You plan to take out a​ 30-year fixed rate

mortgage for ​$200,000. Let​ P(r) be your monthly payment if the interest rate is​ r% per​ year, compounded monthly. Interpret the equations ​(a) ​P(2​)=739.24 and​ (b) P′(2)=100.01.

(a) Interpret ​P(2)=739.24. Select the correct answer below.

A. If the interest rate on the mortgage is 2​%, the monthly payment will be ​$739.24.

B. If the interest rate on the mortgage is 3​%, the monthly payment will be ​$739.24.

C. If the interest rate on the mortgage is 3​%, the monthly payment will be ​$100.01.

D. If the interest rate on the mortgage is 2%, the monthly payment will be ​$100.01.

(b) Interpret P′(2)=100.01. Select the correct answer below.

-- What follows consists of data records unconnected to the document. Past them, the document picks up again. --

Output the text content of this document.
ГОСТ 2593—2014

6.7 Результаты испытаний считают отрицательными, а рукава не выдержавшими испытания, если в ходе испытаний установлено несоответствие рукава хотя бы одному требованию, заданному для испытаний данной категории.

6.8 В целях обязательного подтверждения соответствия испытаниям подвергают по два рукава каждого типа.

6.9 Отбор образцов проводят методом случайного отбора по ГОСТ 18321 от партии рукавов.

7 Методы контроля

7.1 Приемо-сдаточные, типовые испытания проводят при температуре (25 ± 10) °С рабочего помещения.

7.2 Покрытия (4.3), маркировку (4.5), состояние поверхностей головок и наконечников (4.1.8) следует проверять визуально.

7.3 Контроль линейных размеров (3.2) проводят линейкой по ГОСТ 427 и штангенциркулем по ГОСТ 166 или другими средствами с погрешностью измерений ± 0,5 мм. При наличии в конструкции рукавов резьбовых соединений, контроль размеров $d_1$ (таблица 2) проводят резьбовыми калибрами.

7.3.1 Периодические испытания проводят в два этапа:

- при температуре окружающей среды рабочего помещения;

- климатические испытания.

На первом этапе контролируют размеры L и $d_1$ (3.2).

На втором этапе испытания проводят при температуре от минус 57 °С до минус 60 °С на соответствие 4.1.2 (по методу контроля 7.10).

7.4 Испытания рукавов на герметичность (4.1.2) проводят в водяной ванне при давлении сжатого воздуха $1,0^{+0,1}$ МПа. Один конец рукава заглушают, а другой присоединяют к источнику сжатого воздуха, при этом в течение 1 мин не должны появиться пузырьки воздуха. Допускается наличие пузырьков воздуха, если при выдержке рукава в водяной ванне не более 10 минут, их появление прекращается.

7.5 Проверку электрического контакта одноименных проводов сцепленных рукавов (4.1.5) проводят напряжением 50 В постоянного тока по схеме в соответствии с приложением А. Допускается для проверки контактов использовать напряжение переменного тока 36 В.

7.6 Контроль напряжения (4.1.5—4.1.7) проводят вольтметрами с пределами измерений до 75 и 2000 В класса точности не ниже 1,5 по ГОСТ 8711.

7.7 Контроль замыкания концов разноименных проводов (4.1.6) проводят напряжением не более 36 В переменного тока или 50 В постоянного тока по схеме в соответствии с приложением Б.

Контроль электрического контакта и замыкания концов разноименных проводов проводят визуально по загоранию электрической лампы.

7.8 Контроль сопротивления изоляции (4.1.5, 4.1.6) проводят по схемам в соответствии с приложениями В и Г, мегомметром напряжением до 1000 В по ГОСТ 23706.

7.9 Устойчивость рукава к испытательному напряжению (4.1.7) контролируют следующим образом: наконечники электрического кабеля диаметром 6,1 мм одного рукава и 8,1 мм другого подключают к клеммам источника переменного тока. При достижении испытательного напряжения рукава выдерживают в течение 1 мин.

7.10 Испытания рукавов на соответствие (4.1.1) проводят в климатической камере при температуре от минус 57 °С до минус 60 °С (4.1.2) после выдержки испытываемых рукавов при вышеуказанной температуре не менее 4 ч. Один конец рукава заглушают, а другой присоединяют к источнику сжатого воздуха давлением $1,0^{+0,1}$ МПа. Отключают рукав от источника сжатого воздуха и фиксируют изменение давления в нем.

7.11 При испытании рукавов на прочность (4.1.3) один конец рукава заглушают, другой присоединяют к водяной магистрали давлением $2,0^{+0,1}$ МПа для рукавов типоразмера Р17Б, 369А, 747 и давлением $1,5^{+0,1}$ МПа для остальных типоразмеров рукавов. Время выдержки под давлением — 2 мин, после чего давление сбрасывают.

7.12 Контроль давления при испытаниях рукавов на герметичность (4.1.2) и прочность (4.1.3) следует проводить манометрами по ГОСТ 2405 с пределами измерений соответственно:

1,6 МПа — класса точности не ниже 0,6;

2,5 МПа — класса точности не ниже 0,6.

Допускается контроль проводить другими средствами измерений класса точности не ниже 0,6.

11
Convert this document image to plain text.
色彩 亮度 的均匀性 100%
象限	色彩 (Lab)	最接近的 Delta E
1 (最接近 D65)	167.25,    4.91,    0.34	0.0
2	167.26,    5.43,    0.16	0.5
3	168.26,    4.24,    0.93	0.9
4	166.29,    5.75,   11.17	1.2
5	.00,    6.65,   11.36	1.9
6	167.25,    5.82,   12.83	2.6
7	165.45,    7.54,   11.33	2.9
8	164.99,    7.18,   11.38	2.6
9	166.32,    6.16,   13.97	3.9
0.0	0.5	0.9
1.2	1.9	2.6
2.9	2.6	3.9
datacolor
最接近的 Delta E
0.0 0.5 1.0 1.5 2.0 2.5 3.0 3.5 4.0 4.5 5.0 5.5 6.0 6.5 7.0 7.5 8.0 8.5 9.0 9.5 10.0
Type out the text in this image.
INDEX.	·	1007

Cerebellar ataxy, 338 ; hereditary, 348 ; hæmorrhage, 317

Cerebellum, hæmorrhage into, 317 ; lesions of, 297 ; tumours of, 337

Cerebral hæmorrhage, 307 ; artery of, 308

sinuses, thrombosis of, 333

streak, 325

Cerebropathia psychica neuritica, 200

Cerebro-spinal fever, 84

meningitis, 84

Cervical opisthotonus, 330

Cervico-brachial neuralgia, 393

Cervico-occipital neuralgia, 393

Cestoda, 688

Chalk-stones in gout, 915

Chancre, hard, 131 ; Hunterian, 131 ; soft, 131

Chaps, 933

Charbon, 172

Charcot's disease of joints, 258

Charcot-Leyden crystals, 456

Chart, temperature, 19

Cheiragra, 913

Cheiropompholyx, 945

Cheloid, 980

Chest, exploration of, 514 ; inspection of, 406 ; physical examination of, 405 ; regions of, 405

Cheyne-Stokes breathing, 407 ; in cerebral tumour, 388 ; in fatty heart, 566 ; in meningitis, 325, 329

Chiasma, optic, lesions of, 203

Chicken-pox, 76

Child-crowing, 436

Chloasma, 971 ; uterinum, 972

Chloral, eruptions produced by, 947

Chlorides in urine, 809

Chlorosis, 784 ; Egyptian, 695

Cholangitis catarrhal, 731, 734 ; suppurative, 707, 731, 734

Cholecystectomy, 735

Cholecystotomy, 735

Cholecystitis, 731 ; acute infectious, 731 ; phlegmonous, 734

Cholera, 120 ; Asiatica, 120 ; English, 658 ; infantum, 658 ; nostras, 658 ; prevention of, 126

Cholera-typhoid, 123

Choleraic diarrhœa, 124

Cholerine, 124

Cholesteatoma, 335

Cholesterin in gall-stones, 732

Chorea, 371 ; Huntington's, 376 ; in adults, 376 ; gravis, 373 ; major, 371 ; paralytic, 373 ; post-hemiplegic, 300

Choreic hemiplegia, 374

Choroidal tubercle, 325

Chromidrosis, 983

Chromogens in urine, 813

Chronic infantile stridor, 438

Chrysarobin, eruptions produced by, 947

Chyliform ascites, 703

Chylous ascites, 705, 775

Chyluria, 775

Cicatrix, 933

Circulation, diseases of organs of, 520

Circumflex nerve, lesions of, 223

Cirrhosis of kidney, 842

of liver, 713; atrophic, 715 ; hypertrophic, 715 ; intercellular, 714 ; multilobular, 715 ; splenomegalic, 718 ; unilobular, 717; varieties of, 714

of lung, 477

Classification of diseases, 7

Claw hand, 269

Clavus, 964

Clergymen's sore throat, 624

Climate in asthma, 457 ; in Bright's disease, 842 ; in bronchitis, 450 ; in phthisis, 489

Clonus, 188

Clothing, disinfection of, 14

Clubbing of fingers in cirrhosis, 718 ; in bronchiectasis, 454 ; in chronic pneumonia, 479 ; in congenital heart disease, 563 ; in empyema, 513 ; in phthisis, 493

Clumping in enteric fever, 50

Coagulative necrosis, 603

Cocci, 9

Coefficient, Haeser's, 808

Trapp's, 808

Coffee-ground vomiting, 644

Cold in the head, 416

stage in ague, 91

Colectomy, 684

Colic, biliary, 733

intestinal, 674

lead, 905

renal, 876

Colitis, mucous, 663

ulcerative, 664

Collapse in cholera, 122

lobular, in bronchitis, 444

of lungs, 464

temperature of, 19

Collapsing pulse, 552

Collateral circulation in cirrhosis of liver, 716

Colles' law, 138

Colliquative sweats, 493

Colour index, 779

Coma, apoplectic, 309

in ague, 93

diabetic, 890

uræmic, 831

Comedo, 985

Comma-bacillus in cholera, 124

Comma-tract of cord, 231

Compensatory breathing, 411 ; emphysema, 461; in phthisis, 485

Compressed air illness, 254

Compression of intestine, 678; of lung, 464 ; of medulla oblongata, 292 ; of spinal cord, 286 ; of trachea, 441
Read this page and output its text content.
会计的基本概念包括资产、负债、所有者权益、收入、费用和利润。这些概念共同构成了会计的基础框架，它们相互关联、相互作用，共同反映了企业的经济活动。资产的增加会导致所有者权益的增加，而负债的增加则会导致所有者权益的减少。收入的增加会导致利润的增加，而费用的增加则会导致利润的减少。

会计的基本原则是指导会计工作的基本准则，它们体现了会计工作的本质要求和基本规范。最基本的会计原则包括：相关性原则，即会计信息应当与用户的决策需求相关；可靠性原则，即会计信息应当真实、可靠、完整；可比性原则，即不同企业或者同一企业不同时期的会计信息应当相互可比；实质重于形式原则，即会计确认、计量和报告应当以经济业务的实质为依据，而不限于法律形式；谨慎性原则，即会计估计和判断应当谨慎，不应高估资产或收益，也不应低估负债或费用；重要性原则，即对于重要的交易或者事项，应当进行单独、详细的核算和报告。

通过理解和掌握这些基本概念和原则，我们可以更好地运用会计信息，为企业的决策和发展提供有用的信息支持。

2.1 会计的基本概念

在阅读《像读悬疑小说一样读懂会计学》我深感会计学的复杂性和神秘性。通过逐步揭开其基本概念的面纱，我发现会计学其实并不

A. If the interest rate increases from 2​% to 3%, the monthly payment will increase by approximately ​$100.01.

B. If the interest rate decreases from 3% to 2%, the monthly payment will be approximately ​$739.24.

C. If the interest rate increases from 2% to 3​%, the monthly payment will decrease by approximately ​$100.01.

D. f the interest rate decreases from 3​% to 2​%, the monthly payment will increase by approximately ​$739.24.